From: Axel Kohlmeyer [mailto:akohlmey@...24...]
On Mon, Sep 4, 2017 at 11:21 PM, Peter Spalthoff <peter.spalthoff@...24...> wrote:
i don't consider this surprising, since the fast-multipole method has several issues, that make it in practice not as attractive for typical MD applications than many publications make you want to believe. using FMM in MD was a hot topic way back when i was a grad student, yet the deficiencies became quickly apparent, so FFT based solvers have dominated. as far as i recall, the issues with fast multipoles are the following:
- difficult to parallelize efficiently (3d-FFTs in PPPM or PME or SPME are a pain as well, but not as bad). the scaling limitations of long-range solvers for MD codes are less the algorithmic scaling of the algorithms (which usually are determined only for non-parallel calculations), but rather how well those algorithms can be parallelized efficiently across many processors in conjunction with domain decomposition. the only parallel FMM implementations that i recall existed around 20 years ago were using replicated data, which is a definite no-no for scaling across hundreds or thousands of processors (which scales *very* well for the short-range pairwise interactions).
- very large prefactor, i.e. while FMM may be linearly scaling, its advantage is diminished by the large computational effort to compute the multipole expansion hierarchies, which require lots of "expensive" math operations operations. thus the benefit of FMM is restricted to very large systems where the O(N) scaling wins over O(N log(N))
- high computational cost for high accuracy (need many levels and deep expansions)
- bad energy conservation (related to the previous point)
- unlike in cosmological simulations, where FMM is quite successful, in typical MD systems there is no benefit from "pruning", i.e. skipping over having to compute multi-pole expansions for empty spaces. this "pruning" makes FMM *very* attractive in cosmology (which you have primarily empty space). on the contracy FFT/grid based methods are costly specifically for systems with lots of empty space, as the computational cost scales with the number of grid points, not the number of atoms per volume.
not as such.
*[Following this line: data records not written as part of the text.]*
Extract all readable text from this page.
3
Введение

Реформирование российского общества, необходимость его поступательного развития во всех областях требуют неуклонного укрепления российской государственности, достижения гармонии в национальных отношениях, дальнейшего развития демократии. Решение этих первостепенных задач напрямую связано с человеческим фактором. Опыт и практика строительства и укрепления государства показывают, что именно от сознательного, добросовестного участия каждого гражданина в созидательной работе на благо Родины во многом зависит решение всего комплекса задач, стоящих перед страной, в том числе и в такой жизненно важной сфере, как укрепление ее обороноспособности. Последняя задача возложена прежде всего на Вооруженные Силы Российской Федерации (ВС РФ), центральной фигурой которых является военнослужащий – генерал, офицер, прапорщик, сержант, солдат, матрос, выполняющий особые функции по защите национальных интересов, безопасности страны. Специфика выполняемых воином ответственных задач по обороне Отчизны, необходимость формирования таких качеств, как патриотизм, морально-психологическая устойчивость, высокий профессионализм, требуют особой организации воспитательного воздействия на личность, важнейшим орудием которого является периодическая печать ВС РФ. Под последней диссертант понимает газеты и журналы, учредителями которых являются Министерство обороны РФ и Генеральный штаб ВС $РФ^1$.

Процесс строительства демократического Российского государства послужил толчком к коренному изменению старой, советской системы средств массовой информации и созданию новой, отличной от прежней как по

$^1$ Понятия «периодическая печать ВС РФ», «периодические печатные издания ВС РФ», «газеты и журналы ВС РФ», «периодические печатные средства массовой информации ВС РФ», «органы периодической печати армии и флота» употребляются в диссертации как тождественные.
LAMMPS has an equivalently scaling multi-level coulomb solver scheme in kspace style MSM, though.
however, this suffers from some of the same issues that make FMM not an overly attractive choice.
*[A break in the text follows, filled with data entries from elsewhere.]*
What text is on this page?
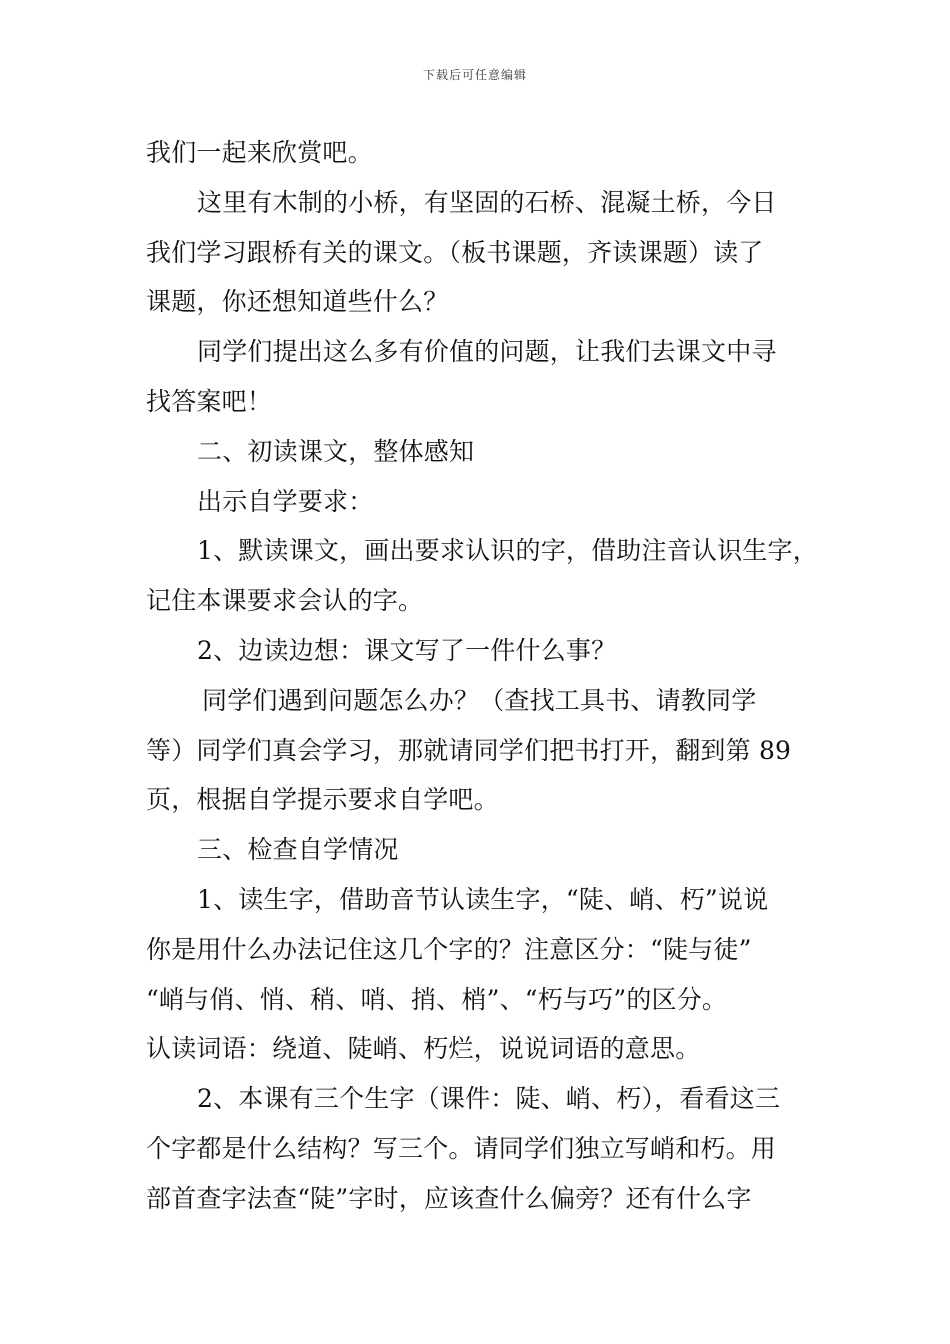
下载后可任意编辑
我们一起来欣赏吧。
这里有木制的小桥，有坚固的石桥、混凝土桥，今日
我们学习跟桥有关的课文。（板书课题，齐读课题）读了
课题，你还想知道些什么？
同学们提出这么多有价值的问题，让我们去课文中寻
找答案吧！
二、初读课文，整体感知
出示自学要求：
1、默读课文，画出要求认识的字，借助注音认识生字，
记住本课要求会认的字。
2、边读边想：课文写了一件什么事？
同学们遇到问题怎么办？（查找工具书、请教同学
等）同学们真会学习，那就请同学们把书打开，翻到第 89
页，根据自学提示要求自学吧。
三、检查自学情况
1、读生字，借助音节认读生字，“陡、峭、朽”说说
你是用什么办法记住这几个字的？注意区分：“陡与徒”
“峭与俏、悄、稍、哨、捎、梢”、“朽与巧”的区分。
认读词语：绕道、陡峭、朽烂，说说词语的意思。
2、本课有三个生字（课件：陡、峭、朽），看看这三
个字都是什么结构？写三个。请同学们独立写峭和朽。用
部首查字法查“陡”字时，应该查什么偏旁？还有什么字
people don't tend to publish papers on failures and limitations of their pet algorithms, so there is limited chances to find any.
what most of the studies on scaling of kspace solvers omit, is to discuss is the impact of parallelization/communication. it is one thing to have asymptotic O(N) algorithmic scaling, it is a different thing to have this work in parallel across 10s or 100s of thousands of processors with only a few 100s of atoms per MPI rank.